Según un ayudante del fiscal, las cinco sesiones a las que asistió la procesada se centraron en la forma en que las identidades raciales dan forma a la vida de las personas.
"Fue enviada al Centro de Terapia Crítica (...) que ofrece educación psicológica y servicios terapéuticos, que se centró en la forma en que Cooper podría apreciar la manera en la que las identidades raciales dan forma a nuestras vidas, pero que no podemos usarlas para hacernos daño o hacer daño a los demás", dijo el ayudante del fiscal Joan Illuzzi-Orbon, citado por el New York Post.
La Fiscalía indicó al juez que la psicóloga de Cooper resaltó que había sido una "experiencia conmovedora" y que la acusada había "aprendido mucho".

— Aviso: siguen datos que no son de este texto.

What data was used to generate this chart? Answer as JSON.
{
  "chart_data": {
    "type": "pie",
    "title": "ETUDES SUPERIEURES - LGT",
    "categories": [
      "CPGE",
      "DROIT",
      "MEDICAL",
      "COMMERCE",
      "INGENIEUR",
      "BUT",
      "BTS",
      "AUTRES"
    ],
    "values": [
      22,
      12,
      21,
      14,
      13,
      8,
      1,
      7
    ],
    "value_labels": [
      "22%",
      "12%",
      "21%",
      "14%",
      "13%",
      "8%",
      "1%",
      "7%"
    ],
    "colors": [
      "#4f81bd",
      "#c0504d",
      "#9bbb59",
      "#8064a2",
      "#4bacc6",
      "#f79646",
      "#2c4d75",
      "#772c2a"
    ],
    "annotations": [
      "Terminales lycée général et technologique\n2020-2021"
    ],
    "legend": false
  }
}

El pasado mayo, Cooper llamó a la policía asegurando que un hombre afroamericano la estaba amenazando en Central Park cuando este sólo le había reclamado que le pusiera la correa a su perro, según un video del incidente que se volvió viral y causó indignación por su componente racista.
La mujer recibió tal lluvia de críticas que fue despedida de su puesto en una importante empresa financiera y tuvo que entregar a su perro a la asociación que facilitó su adopción, acusada de crueldad animal, aunque después pudo recuperarlo.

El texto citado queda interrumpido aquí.